AIYS was a major support financially and logistically through several subsequent research trips to Yemen, between 1994-1998. In the1990s, the clinic facility in ‘Abs, now the Maternal & Child Health Center, was run by the murshidat (literally health guides) who had been trained as midwives and as the primary care givers for mothers and children. Sudanese midwives were their teachers. My video, Murshidat: Female Primary Health Care Workers Transforming Society in Yemen (1999) focuses on these women. In addition to delivering babies and treating illnesses such as malaria, many of them routinely conducted home health visits in the market area (suq) where the social outcastes lived. These murshidat activists were thereby breaking down social barriers that would have rendered African-identified akhdam and formerly enslaved ‘abid outside the delivery of health services, despite the official abolition of such stigmatized and marginalized status.
Screening of Murshidat at AIYS, 1998
Among those who lent their expertise and support in the production of the video were Najwa Adra, Raja’a al Musabi, Marina deRegt, Noha Sadek, AIYS resident director, and Amat al Alim as Suswa, then deputy secretary to the Minister of Information who facilitated my obtaining archival footage of the 1962 revolution in what was then North Yemen that I used in the video. Other productive encounters at AIYS during my postdoctoral research were Janine Clark, Lucine Taminian, Ria Ellis (executive director of AIYS), Barbara Michael and Husnia al Qadri.

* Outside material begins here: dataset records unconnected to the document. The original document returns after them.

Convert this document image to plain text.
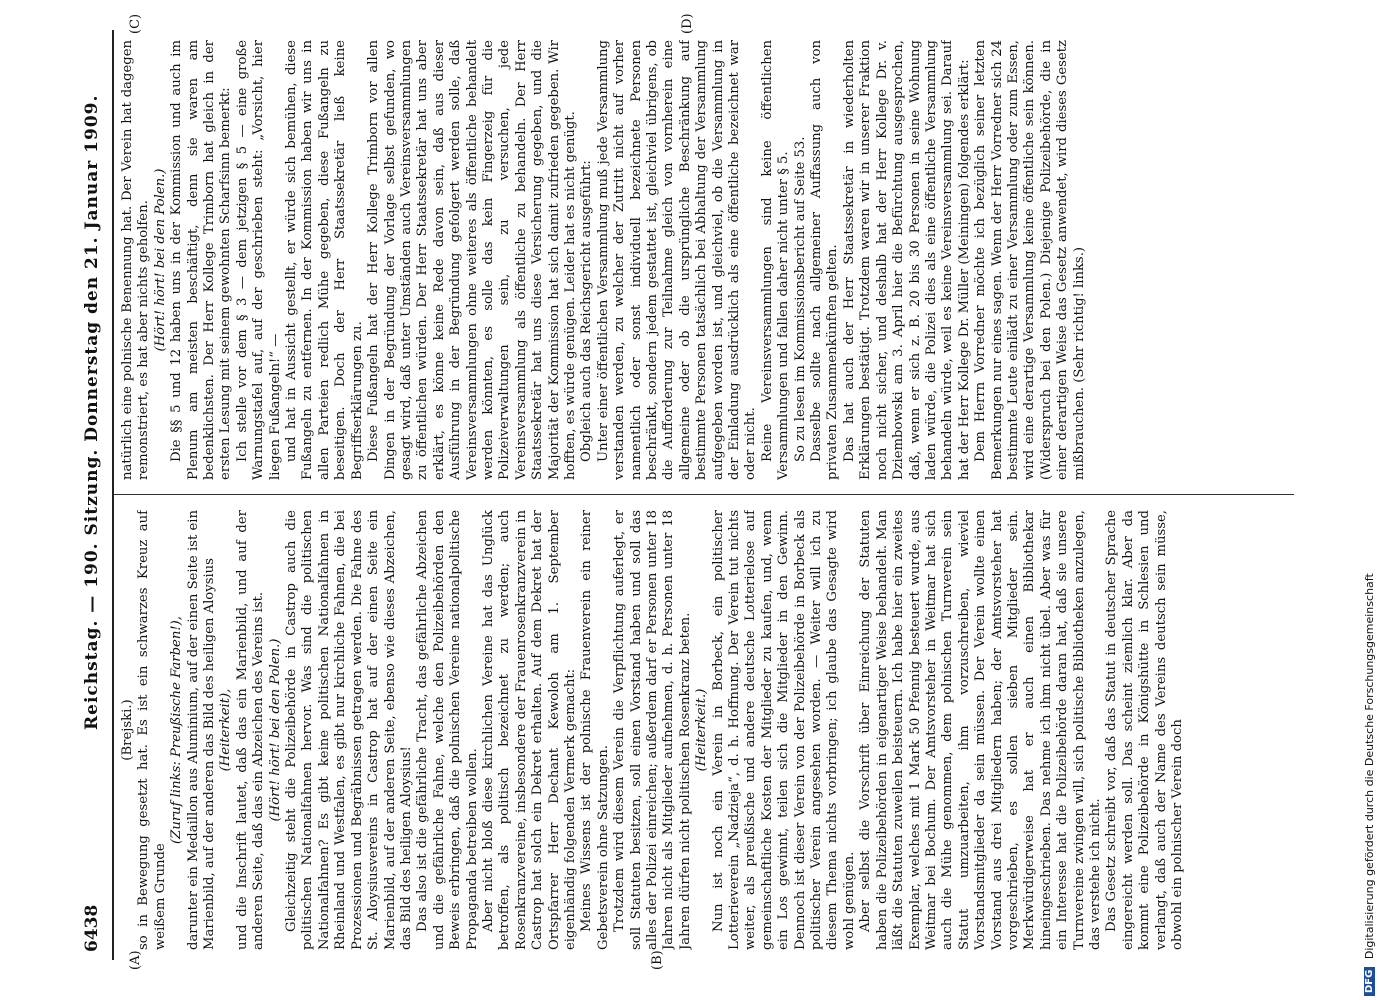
6438
Reichstag. — 190. Sitzung. Donnerstag den 21. Januar 1909.
(A)	(B)
(C)	(D)

(Brejski.) so in Bewegung gesetzt hat. Es ist ein schwarzes Kreuz auf weißem Grunde

(Zuruf links: Preußische Farben!), darunter ein Medaillon aus Aluminium, auf der einen Seite ist ein Marienbild, auf der anderen das Bild des heiligen Aloysius (Heiterkeit), und die Inschrift lautet, daß das ein Marienbild, und auf der anderen Seite, daß das ein Abzeichen des Vereins ist. (Hört! hört! bei den Polen.) Gleichzeitig steht die Polizeibehörde in Castrop auch die politischen Nationalfahnen hervor. Was sind die politischen Nationalfahnen? Es gibt keine politischen Nationalfahnen in Rheinland und Westfalen, es gibt nur kirchliche Fahnen, die bei Prozessionen und Begräbnissen getragen werden. Die Fahne des St. Aloysiusvereins in Castrop hat auf der einen Seite ein Marienbild, auf der anderen Seite, ebenso wie dieses Abzeichen, das Bild des heiligen Aloysius! Das also ist die gefährliche Tracht, das gefährliche Abzeichen und die gefährliche Fahne, welche den Polizeibehörden den Beweis erbringen, daß die polnischen Vereine nationalpolitische Propaganda betreiben wollen. Aber nicht bloß diese kirchlichen Vereine hat das Unglück betroffen, als politisch bezeichnet zu werden; auch Rosenkranzvereine, insbesondere der Frauenrosenkranzverein in Castrop hat solch ein Dekret erhalten. Auf dem Dekret hat der Ortspfarrer Herr Dechant Kewoloh am 1. September eigenhändig folgenden Vermerk gemacht: Meines Wissens ist der polnische Frauenverein ein reiner Gebetsverein ohne Satzungen. Trotzdem wird diesem Verein die Verpflichtung auferlegt, er soll Statuten besitzen, soll einen Vorstand haben und soll das alles der Polizei einreichen; außerdem darf er Personen unter 18 Jahren nicht als Mitglieder aufnehmen, d. h. Personen unter 18 Jahren dürfen nicht politischen Rosenkranz beten. (Heiterkeit.) Nun ist noch ein Verein in Borbeck, ein politischer Lotterieverein „Nadzieja“, d. h. Hoffnung. Der Verein tut nichts weiter, als preußische und andere deutsche Lotterielose auf gemeinschaftliche Kosten der Mitglieder zu kaufen, und, wenn ein Los gewinnt, teilen sich die Mitglieder in den Gewinn. Dennoch ist dieser Verein von der Polizeibehörde in Borbeck als politischer Verein angesehen worden. — Weiter will ich zu diesem Thema nichts vorbringen; ich glaube das Gesagte wird wohl genügen. Aber selbst die Vorschrift über Einreichung der Statuten haben die Polizeibehörden in eigenartiger Weise behandelt. Man läßt die Statuten zuweilen beisteuern. Ich habe hier ein zweites Exemplar, welches mit 1 Mark 50 Pfennig besteuert wurde, aus Weitmar bei Bochum. Der Amtsvorsteher in Weitmar hat sich auch die Mühe genommen, dem polnischen Turnverein sein Statut umzuarbeiten, ihm vorzuschreiben, wieviel Vorstandsmitglieder da sein müssen. Der Verein wollte einen Vorstand aus drei Mitgliedern haben; der Amtsvorsteher hat vorgeschrieben, es sollen sieben Mitglieder sein. Merkwürdigerweise hat er auch einen Bibliothekar hineingeschrieben. Das nehme ich ihm nicht übel. Aber was für ein Interesse hat die Polizeibehörde daran hat, daß sie unsere Turnvereine zwingen will, sich politische Bibliotheken anzulegen, das verstehe ich nicht. Das Gesetz schreibt vor, daß das Statut in deutscher Sprache eingereicht werden soll. Das scheint ziemlich klar. Aber da kommt eine Polizeibehörde in Königshütte in Schlesien und verlangt, daß auch der Name des Vereins deutsch sein müsse, obwohl ein polnischer Verein doch

natürlich eine polnische Benennung hat. Der Verein hat dagegen remonstriert, es hat aber nichts geholfen. (Hört! hört! bei den Polen.) Die §§ 5 und 12 haben uns in der Kommission und auch im Plenum am meisten beschäftigt, denn sie waren am bedenklichsten. Der Herr Kollege Trimborn hat gleich in der ersten Lesung mit seinem gewohnten Scharfsinn bemerkt: Ich stelle vor dem § 3 — dem jetzigen § 5 — eine große Warnungstafel auf, auf der geschrieben steht: „Vorsicht, hier liegen Fußangeln!“ — und hat in Aussicht gestellt, er würde sich bemühen, diese Fußangeln zu entfernen. In der Kommission haben wir uns in allen Parteien redlich Mühe gegeben, diese Fußangeln zu beseitigen. Doch der Herr Staatssekretär ließ keine Begriffserklärungen zu. Diese Fußangeln hat der Herr Kollege Trimborn vor allen Dingen in der Begründung der Vorlage selbst gefunden, wo gesagt wird, daß unter Umständen auch Vereinsversammlungen zu öffentlichen würden. Der Herr Staatssekretär hat uns aber erklärt, es könne keine Rede davon sein, daß aus dieser Ausführung in der Begründung gefolgert werden solle, daß Vereinsversammlungen ohne weiteres als öffentliche behandelt werden könnten, es solle das kein Fingerzeig für die Polizeiverwaltungen sein, zu versuchen, jede Vereinsversammlung als öffentliche zu behandeln. Der Herr Staatssekretär hat uns diese Versicherung gegeben, und die Majorität der Kommission hat sich damit zufrieden gegeben. Wir hofften, es würde genügen. Leider hat es nicht genügt. Obgleich auch das Reichsgericht ausgeführt: Unter einer öffentlichen Versammlung muß jede Versammlung verstanden werden, zu welcher der Zutritt nicht auf vorher namentlich oder sonst individuell bezeichnete Personen beschränkt, sondern jedem gestattet ist, gleichviel übrigens, ob die Aufforderung zur Teilnahme gleich von vornherein eine allgemeine oder ob die ursprüngliche Beschränkung auf bestimmte Personen tatsächlich bei Abhaltung der Versammlung aufgegeben worden ist, und gleichviel, ob die Versammlung in der Einladung ausdrücklich als eine öffentliche bezeichnet war oder nicht. Reine Vereinsversammlungen sind keine öffentlichen Versammlungen und fallen daher nicht unter § 5. So zu lesen im Kommissionsbericht auf Seite 53. Dasselbe sollte nach allgemeiner Auffassung auch von privaten Zusammenkünften gelten. Das hat auch der Herr Staatssekretär in wiederholten Erklärungen bestätigt. Trotzdem waren wir in unserer Fraktion noch nicht sicher, und deshalb hat der Herr Kollege Dr. v. Dziembowski am 3. April hier die Befürchtung ausgesprochen, daß, wenn er sich z. B. 20 bis 30 Personen in seine Wohnung laden würde, die Polizei dies als eine öffentliche Versammlung behandeln würde, weil es keine Vereinsversammlung sei. Darauf hat der Herr Kollege Dr. Müller (Meiningen) folgendes erklärt: Dem Herrn Vorredner möchte ich bezüglich seiner letzten Bemerkungen nur eines sagen. Wenn der Herr Vorredner sich 24 bestimmte Leute einlädt zu einer Versammlung oder zum Essen, wird eine derartige Versammlung keine öffentliche sein können. (Widerspruch bei den Polen.) Diejenige Polizeibehörde, die in einer derartigen Weise das Gesetz anwendet, wird dieses Gesetz mißbrauchen. (Sehr richtig! links.)

DFG Digitalisierung gefördert durch die Deutsche Forschungsgemeinschaft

The screening debut of Murshidat took place in the AIYS mufraj in December 1998 with an audience that included AIYS hostel residents who were members of an ICD (International Cooperation for Development) team from London, Namibia, Somalia and Zimbabwe. Others such as Basma al Qubayti, director of a non-profit training facility for girls in Sana’a, had assisted in research pertaining to the murshidat. Similarly, the murshidat, and their clients — mothers and some fathers – also viewed the completed video in the ‘Abs clinic in December 1998. Ra’ufa Hassan, one of the first female journalists in Yemen, showed it to her Women’s Studies class at Sanaa University. It was also presented to the American Embassy in Yemen’s capital. The Murshidat video was well received and can be seen on YouTube. Steven Caton, professor and former director of the Center for Middle East Studies at Harvard, facilitated the acquisition of the video for one of the university’s libraries.

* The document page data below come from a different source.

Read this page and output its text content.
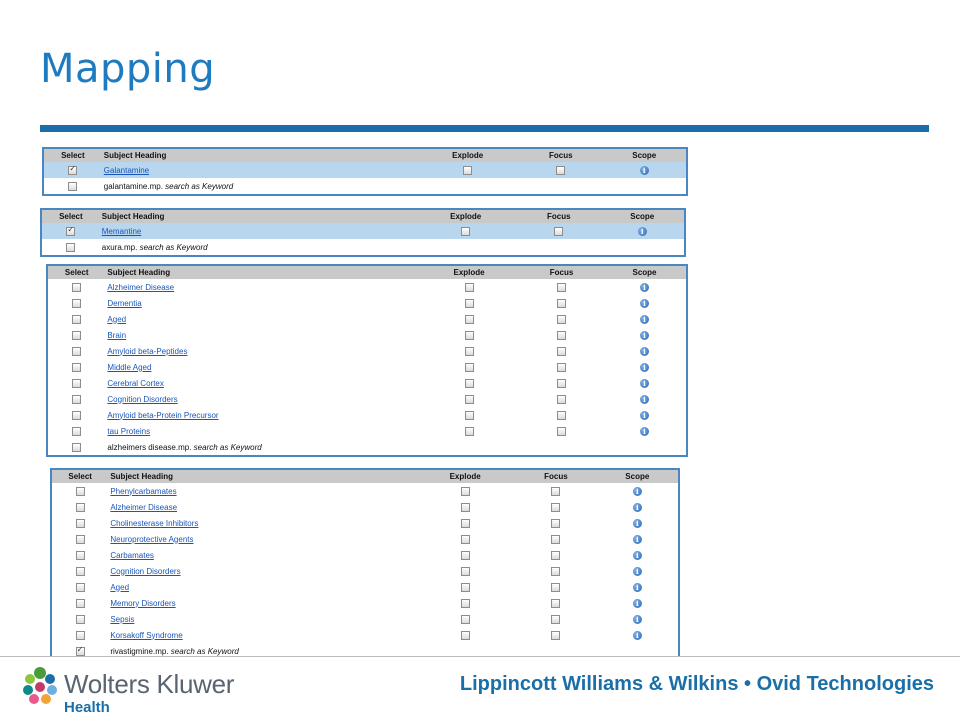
Mapping
Select	Subject Heading	Explode	Focus	Scope
✓	Galantamine			i
	galantamine.mp. search as Keyword			
Select	Subject Heading	Explode	Focus	Scope
✓	Memantine			i
	axura.mp. search as Keyword			
Select	Subject Heading	Explode	Focus	Scope
	Alzheimer Disease			i
	Dementia			i
	Aged			i
	Brain			i
	Amyloid beta-Peptides			i
	Middle Aged			i
	Cerebral Cortex			i
	Cognition Disorders			i
	Amyloid beta-Protein Precursor			i
	tau Proteins			i
	alzheimers disease.mp. search as Keyword			
Select	Subject Heading	Explode	Focus	Scope
	Phenylcarbamates			i
	Alzheimer Disease			i
	Cholinesterase Inhibitors			i
	Neuroprotective Agents			i
	Carbamates			i
	Cognition Disorders			i
	Aged			i
	Memory Disorders			i
	Sepsis			i
	Korsakoff Syndrome			i
✓	rivastigmine.mp. search as Keyword			
Wolters Kluwer
Health
Lippincott Williams & Wilkins • Ovid Technologies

AIYS has promoted the work of researchers in Yemen, providing financial, logistical and residential support (through its hostel) for four decades. In my experience, visiting scholars form a community thereby creating an invaluable resource for scholarly endeavors. It is crucial that AIYS continues to provide such a haven for researchers as their work will especially matter in the recovering environment beyond the current crisis.